It has been reported that the appraisers at Sotheby’s London relied on certain clues to authenticate painting and attribute to Peter Paul Rubens himself. For example, Rubens had painted this old lady before, and there were examples of Rubens work with the old women at the Museum of Fine Arts in Boston and the Lichtenstein museum.  Interestingly, the work was consigned to Sotheby’s after it had been properly cleaned and restored. The restoration work revealed that the sketch had been overpainted, and this overpainting is likely the reason why the work was not properly attributed in the first place.   Importantly, this is not the first time an authentic Rubens was late discovered. In 2015, a portrait deaccessed by the Metropolitan Museum of Art was later determined to be an authentic Rubens and fetched $626,500 at auction (over 20 times its original high estimate of $30,000).

As the Washington Post reports, authentic Rubens are valuable – even if they are mere sketches and not final oil portraits. Rubens value has increased. For example, last year a Rubens painting, Lot and his Daughters, set a new record for an Old Masters sale fetching £44.8 million ($58.1 million USD).
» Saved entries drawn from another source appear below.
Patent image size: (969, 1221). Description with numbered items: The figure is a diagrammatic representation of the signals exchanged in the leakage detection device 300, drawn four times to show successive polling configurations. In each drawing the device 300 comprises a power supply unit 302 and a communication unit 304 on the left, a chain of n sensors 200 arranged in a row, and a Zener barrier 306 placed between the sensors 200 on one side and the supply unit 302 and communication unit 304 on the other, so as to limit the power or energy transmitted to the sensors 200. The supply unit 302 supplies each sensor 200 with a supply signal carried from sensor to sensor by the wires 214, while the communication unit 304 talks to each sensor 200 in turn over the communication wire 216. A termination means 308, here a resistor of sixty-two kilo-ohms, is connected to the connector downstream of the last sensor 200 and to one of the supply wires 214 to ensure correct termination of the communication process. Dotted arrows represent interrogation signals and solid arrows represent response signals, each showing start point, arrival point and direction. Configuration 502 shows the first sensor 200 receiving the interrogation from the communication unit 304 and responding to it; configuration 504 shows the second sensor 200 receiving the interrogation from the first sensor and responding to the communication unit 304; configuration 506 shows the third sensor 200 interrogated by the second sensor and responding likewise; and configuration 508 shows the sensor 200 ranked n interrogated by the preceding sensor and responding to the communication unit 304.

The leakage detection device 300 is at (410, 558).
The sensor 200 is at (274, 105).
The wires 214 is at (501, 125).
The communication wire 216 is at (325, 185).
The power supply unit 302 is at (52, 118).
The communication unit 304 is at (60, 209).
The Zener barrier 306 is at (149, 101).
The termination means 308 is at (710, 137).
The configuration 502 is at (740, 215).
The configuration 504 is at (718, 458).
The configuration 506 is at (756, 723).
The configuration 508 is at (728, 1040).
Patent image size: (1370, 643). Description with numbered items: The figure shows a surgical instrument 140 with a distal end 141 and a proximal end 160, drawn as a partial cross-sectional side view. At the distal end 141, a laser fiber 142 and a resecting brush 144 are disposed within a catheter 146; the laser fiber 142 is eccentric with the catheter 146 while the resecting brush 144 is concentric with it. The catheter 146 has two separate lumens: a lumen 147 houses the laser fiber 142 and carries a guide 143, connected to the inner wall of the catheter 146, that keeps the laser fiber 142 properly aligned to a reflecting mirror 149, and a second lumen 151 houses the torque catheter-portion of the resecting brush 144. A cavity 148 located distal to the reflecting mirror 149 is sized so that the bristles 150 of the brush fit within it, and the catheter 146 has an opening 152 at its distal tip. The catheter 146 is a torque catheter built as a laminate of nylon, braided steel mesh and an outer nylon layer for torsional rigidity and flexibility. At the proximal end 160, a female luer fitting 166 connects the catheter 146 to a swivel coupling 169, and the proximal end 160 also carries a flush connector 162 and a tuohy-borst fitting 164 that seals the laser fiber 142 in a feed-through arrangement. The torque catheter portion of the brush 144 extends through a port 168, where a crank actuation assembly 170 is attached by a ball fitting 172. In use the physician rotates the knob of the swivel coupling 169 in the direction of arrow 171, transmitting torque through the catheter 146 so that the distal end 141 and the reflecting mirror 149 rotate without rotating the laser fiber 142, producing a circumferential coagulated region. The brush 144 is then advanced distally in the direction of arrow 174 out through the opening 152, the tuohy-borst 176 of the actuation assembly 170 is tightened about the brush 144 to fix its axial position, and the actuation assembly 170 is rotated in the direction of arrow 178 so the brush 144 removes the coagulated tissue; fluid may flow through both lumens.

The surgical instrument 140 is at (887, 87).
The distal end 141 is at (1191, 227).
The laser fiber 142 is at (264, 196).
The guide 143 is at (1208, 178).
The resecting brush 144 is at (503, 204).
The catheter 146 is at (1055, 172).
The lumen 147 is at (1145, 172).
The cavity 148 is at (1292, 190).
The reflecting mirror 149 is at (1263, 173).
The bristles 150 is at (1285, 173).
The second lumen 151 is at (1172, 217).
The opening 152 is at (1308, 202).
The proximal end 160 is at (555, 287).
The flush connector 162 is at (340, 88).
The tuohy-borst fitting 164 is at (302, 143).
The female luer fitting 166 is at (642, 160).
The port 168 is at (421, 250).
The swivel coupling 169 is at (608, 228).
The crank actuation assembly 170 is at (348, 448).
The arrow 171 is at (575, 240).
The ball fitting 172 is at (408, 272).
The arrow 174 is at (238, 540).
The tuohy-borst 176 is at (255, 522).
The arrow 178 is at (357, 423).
Unfortunately, the value and popularity of Rubens make his Old Master works a prime target for forgery. This heightened concern can move an appraiser to conservatively attribute paintings to “school/student/studio of” an Old Master rather than the Old Master himself.  This recent Rubens auction sale demonstrates that sometimes the caveat emptor/buyer beware mantra can benefit the buyer in more ways than one. In this case, taking the extra step to invest in restoration and cleaning paid off exponentially for the original auction buyer.